Lost A Sale, And The Ability To Listen

, , , , , , , | Working | November 24, 2017

(I’ve purchased my first home, so on Black Friday I take advantage of a large electronic store’s sale to order a full set kitchen of appliances for $2,700, regularly $3,400. The order goes through, but the website is not allowing me to set the delivery date on one of the appliances, so I call the customer service line. The woman sets the date for me, and I hang up and refresh my page to find that, instead, my whole order is cancelled. I call back again.)

Me: “Hi, there seems to have been an error. I just called to set a delivery date on my order, but I’m now seeing that my order was cancelled.”

Customer Service Representative: “Oh, no! I can fix that for you! I see you ordered under the Black Friday sale, and that is no longer happening, so it looks like your new total is $3,400, with tax. May I get your card number?”

Me: “Um, no. See, I didn’t cancel my order. I spoke to one of your reps to set the delivery date and it seems they cancelled the order by mistake. It doesn’t seem fair that I’m penalized $700 dollars because of a mistake I didn’t make.”

Customer Service Representative: “I understand why that might be frustrating, but the order was cancelled and that sale is no longer happening. Do you still wish to order?”

Me: “Me wanting the appliances has never changed, as I never cancelled the order. Your service rep did. I can afford $2,700; I cannot afford $3,400. That’s why I purchased them on sale.”

Customer Service Representative: “That is a big price difference. Taking advantage of our Black Friday event is highly recommended to get the best deals. The current price is $3,400, plus tax. Would you like to proceed?”

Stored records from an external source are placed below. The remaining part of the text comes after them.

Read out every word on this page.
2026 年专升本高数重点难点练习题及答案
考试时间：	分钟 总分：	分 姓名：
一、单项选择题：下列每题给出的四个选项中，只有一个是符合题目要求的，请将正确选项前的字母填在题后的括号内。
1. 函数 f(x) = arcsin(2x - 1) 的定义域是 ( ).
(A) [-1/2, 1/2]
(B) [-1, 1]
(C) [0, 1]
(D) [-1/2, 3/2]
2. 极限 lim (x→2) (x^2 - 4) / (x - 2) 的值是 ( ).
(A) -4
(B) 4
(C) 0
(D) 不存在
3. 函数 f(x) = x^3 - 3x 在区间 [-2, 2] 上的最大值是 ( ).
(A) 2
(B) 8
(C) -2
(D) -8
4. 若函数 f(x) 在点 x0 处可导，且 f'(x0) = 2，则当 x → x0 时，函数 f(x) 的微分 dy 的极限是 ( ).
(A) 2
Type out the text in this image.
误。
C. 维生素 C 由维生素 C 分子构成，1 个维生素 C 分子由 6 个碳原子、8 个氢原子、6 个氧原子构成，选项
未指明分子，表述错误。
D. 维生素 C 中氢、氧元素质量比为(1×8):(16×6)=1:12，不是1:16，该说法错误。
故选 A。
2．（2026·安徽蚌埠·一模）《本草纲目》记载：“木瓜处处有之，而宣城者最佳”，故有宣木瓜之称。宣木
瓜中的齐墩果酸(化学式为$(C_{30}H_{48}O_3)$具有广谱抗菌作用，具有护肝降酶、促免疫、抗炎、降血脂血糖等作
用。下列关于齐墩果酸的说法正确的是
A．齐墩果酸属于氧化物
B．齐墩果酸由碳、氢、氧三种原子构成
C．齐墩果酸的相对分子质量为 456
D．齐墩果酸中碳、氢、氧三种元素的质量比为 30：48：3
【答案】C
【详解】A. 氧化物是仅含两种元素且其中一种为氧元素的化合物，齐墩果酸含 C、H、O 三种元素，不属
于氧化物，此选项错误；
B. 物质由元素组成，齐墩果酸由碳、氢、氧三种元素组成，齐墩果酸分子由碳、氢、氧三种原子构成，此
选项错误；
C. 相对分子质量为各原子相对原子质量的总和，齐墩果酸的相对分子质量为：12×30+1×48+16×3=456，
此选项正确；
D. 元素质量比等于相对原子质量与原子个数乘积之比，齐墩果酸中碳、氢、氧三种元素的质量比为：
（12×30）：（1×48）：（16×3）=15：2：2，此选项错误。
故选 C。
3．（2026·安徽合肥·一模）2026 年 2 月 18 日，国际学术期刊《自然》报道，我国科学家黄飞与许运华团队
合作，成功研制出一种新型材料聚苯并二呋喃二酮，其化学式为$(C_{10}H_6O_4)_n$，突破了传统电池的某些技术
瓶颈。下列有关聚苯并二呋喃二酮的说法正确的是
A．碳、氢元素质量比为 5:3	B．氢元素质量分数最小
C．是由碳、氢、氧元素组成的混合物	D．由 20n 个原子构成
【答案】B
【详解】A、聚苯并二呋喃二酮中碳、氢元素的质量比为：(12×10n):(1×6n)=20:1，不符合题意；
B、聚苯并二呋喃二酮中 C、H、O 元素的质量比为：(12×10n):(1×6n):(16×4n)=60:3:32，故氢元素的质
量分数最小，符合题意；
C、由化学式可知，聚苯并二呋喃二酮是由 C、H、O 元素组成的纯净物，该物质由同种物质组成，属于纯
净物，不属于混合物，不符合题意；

Me: “I’m a bit at a loss for words. Does your computer show notes on who cancelled the order and what my previous call was regarding?”

Customer Service Representative: “I can see what mistake may have been made that led to the order being cancelled, yes.”

Me: “Great! So, as this wasn’t my fault, we can agree that I should be able to pay the price I ordered at originally, right?”

Customer Service Representative: *suddenly very irritated* “Ma’am, what is it that you want? What do I need to do to make you happy?”

Me: “…”

(It took several phone calls, but I eventually did get my order back at the correct price, with an additional $75 discount!)